Western blot was performed as described previously¹². Briefly, infected or uninfected mouse spleens were removed day 1 and day 4 p.i. and immediately frozen in liquid nitrogen. Total proteins were separated by 4–20% SDS-polyacrylamide gel electrophoresis (SDS/PAGE), transferred to a PVDF membrane (Roche Diagnostics), and probed with indicated primary antibodies and corresponding secondary antibody before chemiluminescent detection (SuperSignal West Pico Chemiluminescent Substrate; Pierce). Antibodies were purchased from Cell Signaling (Danvers, MA; anti-MyD88, Cat # 4283; anti-RIG-I Cat# 3743; anti-TLR4, Cat# 14358, anti-STING, Cat# 13647; anti-MDA5, Cat#5321), Abcam (Cambridge, United Kingdom; anti-p-STAT2, Cat# ab53132; anti-STAT2, Cat# ab231184; anti-p-STAT1, Cat# ab29045; anti-STAT1, Cat# ab3987; anti-TRIF, Cat# ab180689) and Sigma-Aldrich (St.
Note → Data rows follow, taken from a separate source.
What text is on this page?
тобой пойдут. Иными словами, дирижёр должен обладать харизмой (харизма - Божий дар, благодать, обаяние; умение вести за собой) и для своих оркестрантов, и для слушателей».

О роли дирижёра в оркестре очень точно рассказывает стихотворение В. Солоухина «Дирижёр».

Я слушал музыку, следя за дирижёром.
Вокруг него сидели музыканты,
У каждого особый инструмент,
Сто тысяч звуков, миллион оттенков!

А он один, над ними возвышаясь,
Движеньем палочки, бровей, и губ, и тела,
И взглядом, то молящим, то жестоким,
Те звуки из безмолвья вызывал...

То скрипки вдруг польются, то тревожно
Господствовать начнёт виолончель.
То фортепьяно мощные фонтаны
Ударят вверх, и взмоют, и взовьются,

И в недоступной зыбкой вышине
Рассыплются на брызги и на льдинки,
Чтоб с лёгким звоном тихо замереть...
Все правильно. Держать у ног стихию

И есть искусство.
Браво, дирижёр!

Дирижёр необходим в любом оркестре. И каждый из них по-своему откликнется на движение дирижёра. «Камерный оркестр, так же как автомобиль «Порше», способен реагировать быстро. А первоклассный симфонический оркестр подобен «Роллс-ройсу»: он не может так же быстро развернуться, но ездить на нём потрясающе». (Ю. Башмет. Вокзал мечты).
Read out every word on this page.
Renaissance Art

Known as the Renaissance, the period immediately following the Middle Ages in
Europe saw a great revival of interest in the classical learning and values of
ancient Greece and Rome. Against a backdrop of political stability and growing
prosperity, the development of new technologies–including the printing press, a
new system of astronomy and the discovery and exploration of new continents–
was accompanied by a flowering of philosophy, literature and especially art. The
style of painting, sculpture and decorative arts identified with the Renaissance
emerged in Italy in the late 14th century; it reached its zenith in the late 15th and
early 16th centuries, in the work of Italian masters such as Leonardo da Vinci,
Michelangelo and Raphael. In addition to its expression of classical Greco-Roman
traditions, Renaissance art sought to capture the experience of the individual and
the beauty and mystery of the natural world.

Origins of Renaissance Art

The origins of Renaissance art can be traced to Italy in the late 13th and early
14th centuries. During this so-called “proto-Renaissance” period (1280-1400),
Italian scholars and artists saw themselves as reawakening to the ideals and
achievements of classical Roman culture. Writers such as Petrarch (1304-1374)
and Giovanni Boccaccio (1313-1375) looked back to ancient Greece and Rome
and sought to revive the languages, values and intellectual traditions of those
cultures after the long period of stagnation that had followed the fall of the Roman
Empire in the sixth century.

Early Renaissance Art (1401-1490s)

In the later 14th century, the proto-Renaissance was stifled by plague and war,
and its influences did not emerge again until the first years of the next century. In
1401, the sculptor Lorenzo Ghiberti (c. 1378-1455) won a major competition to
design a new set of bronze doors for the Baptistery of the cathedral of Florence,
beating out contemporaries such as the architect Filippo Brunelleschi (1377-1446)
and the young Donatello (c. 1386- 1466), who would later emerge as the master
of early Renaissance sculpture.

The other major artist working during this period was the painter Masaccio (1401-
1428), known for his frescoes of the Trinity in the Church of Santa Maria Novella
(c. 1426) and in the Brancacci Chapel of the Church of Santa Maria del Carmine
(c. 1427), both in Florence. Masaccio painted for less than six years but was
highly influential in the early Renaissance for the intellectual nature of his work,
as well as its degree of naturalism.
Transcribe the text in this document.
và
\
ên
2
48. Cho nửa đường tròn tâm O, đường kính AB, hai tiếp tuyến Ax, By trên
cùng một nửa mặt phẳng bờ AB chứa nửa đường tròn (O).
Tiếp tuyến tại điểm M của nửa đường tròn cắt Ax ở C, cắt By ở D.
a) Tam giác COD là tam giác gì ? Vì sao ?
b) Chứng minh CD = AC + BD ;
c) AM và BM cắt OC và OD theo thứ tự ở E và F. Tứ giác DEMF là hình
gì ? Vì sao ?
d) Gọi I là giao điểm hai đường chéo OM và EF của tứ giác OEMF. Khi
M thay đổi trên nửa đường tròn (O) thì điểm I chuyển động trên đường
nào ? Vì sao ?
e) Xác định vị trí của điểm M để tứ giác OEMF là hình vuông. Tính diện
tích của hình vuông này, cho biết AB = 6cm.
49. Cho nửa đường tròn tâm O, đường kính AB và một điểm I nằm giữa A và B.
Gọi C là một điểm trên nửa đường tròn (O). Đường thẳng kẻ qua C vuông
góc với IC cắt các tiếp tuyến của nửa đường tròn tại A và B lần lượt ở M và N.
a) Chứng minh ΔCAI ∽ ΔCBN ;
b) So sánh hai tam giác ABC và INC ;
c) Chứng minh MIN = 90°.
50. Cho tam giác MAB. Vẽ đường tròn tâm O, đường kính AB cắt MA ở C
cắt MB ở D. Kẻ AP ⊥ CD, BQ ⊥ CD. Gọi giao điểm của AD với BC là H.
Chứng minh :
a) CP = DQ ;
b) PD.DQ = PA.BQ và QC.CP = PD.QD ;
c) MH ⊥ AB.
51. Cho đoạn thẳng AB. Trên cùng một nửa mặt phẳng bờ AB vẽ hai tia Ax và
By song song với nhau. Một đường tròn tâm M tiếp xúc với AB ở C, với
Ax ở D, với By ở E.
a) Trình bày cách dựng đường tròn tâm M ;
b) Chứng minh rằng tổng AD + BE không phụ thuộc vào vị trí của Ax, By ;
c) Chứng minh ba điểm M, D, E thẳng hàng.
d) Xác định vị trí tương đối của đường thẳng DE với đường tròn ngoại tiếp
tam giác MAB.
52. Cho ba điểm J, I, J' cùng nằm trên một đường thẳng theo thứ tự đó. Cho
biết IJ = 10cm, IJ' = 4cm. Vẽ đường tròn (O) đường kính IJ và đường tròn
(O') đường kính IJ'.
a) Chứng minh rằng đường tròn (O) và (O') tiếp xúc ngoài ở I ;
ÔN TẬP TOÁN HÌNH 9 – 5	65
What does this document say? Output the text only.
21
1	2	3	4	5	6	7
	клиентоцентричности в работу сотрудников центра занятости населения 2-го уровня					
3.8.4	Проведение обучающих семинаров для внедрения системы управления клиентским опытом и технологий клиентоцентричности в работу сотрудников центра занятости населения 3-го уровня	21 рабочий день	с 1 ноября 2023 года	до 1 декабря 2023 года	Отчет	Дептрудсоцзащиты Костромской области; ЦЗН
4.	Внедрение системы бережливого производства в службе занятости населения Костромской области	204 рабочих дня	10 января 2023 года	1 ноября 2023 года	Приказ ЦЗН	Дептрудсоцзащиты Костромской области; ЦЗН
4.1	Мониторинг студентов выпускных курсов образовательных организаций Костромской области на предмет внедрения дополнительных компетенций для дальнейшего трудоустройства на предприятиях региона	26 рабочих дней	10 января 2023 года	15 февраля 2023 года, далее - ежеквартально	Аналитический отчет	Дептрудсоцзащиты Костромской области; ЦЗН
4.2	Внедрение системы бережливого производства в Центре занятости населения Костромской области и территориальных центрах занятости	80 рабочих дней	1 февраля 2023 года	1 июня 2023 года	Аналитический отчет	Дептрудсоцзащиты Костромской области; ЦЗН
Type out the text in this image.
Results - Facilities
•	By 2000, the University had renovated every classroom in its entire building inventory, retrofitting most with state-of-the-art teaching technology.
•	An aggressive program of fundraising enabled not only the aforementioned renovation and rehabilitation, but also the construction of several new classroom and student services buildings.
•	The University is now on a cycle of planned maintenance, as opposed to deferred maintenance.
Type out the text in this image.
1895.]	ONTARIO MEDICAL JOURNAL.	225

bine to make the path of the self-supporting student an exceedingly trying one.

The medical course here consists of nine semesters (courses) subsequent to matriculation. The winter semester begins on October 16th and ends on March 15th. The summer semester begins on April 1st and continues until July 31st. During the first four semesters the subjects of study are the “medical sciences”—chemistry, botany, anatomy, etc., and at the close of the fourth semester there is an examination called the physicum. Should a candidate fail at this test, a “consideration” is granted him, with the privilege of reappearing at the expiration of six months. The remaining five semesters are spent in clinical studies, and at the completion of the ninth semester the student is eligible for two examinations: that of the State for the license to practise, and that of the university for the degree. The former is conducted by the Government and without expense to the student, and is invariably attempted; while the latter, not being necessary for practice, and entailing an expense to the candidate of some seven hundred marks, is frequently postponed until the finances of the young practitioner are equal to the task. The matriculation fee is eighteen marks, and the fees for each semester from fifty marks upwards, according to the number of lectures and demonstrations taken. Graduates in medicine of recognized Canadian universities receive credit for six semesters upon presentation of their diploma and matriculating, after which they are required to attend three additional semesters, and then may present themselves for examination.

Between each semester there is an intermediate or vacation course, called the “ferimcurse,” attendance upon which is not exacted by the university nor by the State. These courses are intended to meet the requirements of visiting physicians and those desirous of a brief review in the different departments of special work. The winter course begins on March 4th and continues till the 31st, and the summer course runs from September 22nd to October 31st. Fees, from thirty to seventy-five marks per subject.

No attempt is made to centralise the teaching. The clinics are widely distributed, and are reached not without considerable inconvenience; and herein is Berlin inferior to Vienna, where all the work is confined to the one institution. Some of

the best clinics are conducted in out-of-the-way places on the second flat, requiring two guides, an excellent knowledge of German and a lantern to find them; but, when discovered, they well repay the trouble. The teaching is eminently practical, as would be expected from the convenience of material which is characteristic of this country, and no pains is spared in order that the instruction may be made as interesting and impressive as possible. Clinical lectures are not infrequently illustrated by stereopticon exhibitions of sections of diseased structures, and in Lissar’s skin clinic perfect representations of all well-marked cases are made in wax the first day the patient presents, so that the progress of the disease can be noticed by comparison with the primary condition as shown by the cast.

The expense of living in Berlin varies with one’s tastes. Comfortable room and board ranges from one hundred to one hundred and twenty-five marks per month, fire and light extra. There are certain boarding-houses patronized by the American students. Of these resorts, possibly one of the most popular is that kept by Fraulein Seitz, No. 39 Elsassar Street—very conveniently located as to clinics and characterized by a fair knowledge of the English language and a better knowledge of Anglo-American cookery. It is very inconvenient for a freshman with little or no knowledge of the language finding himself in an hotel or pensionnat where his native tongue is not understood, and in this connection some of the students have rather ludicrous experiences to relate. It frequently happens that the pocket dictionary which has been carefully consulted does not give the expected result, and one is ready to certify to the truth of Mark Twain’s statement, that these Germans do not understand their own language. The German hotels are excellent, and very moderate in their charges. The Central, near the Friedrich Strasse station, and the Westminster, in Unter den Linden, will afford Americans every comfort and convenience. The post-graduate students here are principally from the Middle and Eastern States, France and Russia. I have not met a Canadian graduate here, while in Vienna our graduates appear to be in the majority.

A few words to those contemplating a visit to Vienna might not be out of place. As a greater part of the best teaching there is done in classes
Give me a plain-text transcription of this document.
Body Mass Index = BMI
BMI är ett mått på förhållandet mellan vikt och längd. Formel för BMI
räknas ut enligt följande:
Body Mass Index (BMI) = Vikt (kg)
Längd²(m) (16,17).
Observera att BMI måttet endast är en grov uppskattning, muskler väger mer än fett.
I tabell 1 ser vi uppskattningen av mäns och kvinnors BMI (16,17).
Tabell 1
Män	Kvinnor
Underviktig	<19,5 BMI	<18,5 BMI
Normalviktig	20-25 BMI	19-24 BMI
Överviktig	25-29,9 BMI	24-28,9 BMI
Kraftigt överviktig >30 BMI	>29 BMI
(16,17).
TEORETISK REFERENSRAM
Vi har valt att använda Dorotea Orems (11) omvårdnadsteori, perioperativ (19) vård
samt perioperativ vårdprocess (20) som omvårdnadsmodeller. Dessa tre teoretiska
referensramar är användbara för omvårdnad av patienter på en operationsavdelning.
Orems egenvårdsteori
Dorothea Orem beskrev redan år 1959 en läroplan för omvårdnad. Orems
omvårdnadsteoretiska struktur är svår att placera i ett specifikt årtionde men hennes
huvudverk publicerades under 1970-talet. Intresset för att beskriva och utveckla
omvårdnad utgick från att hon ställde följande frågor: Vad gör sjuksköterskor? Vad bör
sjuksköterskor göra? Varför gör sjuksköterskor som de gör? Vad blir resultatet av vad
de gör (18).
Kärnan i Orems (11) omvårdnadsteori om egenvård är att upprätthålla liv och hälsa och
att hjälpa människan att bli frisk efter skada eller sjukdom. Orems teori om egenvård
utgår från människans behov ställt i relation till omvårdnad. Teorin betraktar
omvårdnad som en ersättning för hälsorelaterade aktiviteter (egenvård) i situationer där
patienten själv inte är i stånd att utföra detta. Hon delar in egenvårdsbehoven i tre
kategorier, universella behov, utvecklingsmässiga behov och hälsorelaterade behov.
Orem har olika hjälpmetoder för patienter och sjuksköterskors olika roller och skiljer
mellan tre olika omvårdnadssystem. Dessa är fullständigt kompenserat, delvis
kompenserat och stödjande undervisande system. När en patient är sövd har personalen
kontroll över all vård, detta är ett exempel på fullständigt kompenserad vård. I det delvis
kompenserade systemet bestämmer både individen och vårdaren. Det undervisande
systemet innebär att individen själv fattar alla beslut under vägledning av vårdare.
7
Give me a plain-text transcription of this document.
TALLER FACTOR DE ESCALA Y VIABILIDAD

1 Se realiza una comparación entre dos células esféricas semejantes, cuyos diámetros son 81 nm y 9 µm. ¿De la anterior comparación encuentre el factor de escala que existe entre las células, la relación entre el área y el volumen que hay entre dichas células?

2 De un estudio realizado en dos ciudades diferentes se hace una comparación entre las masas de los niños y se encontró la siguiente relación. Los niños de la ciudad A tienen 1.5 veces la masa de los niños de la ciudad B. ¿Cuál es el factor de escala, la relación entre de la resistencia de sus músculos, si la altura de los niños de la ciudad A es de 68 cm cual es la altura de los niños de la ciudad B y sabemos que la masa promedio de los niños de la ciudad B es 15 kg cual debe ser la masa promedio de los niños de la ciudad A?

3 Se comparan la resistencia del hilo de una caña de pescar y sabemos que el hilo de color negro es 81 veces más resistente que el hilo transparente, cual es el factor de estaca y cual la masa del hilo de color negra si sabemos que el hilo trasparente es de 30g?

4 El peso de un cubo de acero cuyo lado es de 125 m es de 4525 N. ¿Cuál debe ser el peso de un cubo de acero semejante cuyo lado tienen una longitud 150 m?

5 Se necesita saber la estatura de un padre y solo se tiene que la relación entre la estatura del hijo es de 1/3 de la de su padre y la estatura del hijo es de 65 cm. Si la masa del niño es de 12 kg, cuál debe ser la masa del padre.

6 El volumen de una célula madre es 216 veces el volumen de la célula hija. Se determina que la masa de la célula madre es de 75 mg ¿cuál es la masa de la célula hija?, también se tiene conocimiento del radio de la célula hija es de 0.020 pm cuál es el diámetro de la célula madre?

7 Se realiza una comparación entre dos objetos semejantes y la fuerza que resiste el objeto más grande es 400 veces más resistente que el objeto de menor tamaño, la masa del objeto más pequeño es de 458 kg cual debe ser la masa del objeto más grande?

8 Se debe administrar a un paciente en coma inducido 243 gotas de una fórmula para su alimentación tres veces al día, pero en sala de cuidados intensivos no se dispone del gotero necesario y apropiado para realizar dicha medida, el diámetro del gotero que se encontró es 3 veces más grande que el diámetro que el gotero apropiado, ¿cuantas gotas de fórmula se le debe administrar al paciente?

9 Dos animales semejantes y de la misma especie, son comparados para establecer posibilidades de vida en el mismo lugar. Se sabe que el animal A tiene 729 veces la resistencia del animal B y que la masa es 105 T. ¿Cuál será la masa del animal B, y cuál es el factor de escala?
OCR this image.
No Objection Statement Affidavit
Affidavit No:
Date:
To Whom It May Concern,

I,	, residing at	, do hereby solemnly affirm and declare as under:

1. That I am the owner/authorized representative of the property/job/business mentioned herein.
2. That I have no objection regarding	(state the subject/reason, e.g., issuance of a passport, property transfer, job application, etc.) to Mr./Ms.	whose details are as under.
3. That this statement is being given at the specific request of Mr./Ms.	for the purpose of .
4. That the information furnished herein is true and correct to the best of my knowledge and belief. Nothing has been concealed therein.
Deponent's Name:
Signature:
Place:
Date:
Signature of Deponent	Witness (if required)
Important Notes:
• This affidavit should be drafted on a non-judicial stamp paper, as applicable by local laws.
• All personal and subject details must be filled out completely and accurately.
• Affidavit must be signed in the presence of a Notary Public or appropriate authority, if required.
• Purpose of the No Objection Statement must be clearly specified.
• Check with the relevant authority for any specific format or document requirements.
Louis, MO; anti-β-actin, Cat# A2228).

Splenocyte Staining

Mouse splenocytes were stained with Zombie NIR in PBS (Biolegend, Cat# 423106) at room temperature for 20 minutes. The cells were incubated with anti-mouse CD16/CD32 (clone 93; eBiosciences) in PBS containing 2% dry milk to block FcγRII/III at 4 °C for 30 min. Surface staining was performed with anti-CD3e (clone 145-2C11), anti-CD4 (clone rm4–5), anti-CD8α (clone 53-6.7), anti-CD19 (clone 6D5), anti-B220 (clone RA3–6B2), anti-CD11c (clone N418), anti-CD11b (clone M1/70), and anti-ly6G (clone 1A8) purchased from Biolegend (San Diego, CA).

Treatment of mice

To activate pathways that were inhibited by malaria parasites, anti-CD28 (Biox Cell, Cat# BE0015-1), anti-OX40 (Biox Cell, Cat# BE0031), IFN-γ (Peprotech Inc, Cat# 315-05), their corresponding isotype antibodies, and PBS were administered into mice i.v. on day 2, day3, or day 4 post infected with 1 × 10⁶ N67 parasites. Parasitemia were monitored by microscopic examination of Giemsa-stained thin tail blood smears.

Author Contributions

J.W., S.P., K.T., Y.P. and X.H. RNA preps, mouse infection and related experiments; L.X., R.H. and T.G.M. data analysis, C.A.L. and R.W. experiment design and writing; X.-z.S., project design, data analysis and writing.

Competing Interests

The authors declare no competing interests.

Electronic supplementary material

Supplementary information accompanies this paper at 10.1038/s41598-018-33599-1.